Mengapa Kulit Bisa Mengendur?
Sebelum memahami cara kerja radio frequency, penting untuk tahu mengapa kulit bisa kehilangan kekencangannya. Kolagen adalah protein utama yang berfungsi menjaga struktur dan elastisitas kulit. Sayangnya, sejak usia pertengahan 20-an, produksi kolagen mulai menurun sekitar 1% setiap tahunnya.
Selain faktor usia, kulit kendur juga dapat dipicu oleh:
- Paparan sinar matahari berlebihan
- Polusi dan radikal bebas
- Perubahan berat badan yang drastis
- Kurang tidur dan stres
- Gaya hidup tidak sehat
Ketika kolagen berkurang, kulit menjadi lebih tipis, elastisitasnya menurun, dan gravitasi mulai “menarik” kulit ke bawah.
Mengencangkan Kulit dengan Monopolar Radio Frequency Treatment by Volnewmer
Radio Frequency Treatment adalah perawatan estetika non-bedah yang menggunakan energi gelombang radio untuk memanaskan lapisan kulit bagian dalam (dermis). Panas terkontrol ini berfungsi untuk merangsang pembentukan kolagen baru dan membantu mengencangkan jaringan kulit yang mulai kendur.

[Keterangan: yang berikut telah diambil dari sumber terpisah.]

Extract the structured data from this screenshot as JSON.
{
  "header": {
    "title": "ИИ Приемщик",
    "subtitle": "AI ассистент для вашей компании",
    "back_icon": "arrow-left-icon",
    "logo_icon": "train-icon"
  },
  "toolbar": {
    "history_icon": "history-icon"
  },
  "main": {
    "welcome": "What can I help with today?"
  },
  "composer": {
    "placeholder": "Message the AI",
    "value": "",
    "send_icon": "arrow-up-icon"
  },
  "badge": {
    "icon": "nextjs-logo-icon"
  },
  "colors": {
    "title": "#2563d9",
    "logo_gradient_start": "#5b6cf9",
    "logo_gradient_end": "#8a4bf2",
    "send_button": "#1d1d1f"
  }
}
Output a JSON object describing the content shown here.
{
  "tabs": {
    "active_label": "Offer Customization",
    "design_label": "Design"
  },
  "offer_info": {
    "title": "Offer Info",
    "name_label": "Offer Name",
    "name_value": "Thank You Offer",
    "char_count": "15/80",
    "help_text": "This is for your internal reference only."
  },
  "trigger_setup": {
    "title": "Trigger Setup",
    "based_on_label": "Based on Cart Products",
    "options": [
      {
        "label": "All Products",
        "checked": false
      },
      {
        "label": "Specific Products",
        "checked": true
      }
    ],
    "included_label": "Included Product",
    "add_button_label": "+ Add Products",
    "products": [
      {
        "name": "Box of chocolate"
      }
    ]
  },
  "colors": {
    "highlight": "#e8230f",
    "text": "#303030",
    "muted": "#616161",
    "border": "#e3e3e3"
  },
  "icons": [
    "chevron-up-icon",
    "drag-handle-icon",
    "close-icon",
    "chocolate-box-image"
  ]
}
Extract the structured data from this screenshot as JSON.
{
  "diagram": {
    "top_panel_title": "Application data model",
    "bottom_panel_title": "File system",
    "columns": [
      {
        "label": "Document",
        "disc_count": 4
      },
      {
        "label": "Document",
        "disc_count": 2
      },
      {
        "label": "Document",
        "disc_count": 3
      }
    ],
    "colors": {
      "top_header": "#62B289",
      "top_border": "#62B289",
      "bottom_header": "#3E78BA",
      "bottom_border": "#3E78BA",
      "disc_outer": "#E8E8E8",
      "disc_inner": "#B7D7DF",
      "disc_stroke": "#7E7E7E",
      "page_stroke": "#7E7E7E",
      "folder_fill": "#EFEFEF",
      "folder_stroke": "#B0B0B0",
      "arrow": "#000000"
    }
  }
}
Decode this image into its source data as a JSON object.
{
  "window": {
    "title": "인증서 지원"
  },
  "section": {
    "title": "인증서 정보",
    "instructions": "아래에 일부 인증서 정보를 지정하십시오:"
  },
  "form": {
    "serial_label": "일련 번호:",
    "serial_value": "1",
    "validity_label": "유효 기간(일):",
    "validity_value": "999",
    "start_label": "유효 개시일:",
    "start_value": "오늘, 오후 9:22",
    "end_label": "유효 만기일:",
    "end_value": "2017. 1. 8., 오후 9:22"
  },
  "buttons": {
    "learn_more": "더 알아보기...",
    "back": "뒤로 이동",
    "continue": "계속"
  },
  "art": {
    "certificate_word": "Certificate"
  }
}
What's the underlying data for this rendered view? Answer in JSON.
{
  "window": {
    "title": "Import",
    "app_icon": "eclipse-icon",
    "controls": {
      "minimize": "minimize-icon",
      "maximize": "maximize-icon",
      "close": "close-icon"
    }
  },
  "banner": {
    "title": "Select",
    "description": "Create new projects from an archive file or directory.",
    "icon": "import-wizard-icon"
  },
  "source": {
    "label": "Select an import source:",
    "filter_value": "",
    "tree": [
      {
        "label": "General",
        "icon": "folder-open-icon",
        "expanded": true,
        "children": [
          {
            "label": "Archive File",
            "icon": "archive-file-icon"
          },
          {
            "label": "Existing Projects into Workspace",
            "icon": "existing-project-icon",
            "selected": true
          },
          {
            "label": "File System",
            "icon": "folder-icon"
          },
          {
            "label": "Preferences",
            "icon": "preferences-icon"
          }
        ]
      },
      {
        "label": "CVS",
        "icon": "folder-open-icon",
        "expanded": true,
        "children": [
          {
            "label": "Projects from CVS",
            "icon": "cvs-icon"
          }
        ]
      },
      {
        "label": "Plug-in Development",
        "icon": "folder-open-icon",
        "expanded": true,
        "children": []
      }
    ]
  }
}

Yang menarik, energi radio frequency mampu menembus lapisan kulit tanpa merusak permukaannya. Artinya, efek pengencangan bisa didapatkan tanpa luka, tanpa jahitan, minim rasa sakit, dan tanpa masa pemulihan yang panjang.
Di ERHA Ultimate, kamu bisa mencoba perawatan radio frequency dengan teknologi Volnewmer setelah konsultasi dokter terlebih dahulu. Tersedia di ERHA Central Kemanggisan Raya, Iskandarsyah, dan Surabaya Kombes.
Kesimpulan
Pengencangan kulit wajah tanpa operasi kini menjadi solusi yang semakin diminati karena efektif, minim risiko, dan tidak memerlukan waktu pemulihan panjang. Dari Laser Biaxis, HIFU (Sygmalift), thread lift, skin booster & filler, hingga botox, setiap prosedur memiliki keunggulan dan indikasi yang berbeda-beda tergantung kondisi kulit masing-masing individu.
Konsultasikan kondisi kulitmu dengan dokter estetik terpercaya agar mendapatkan rekomendasi treatment yang paling sesuai dan aman.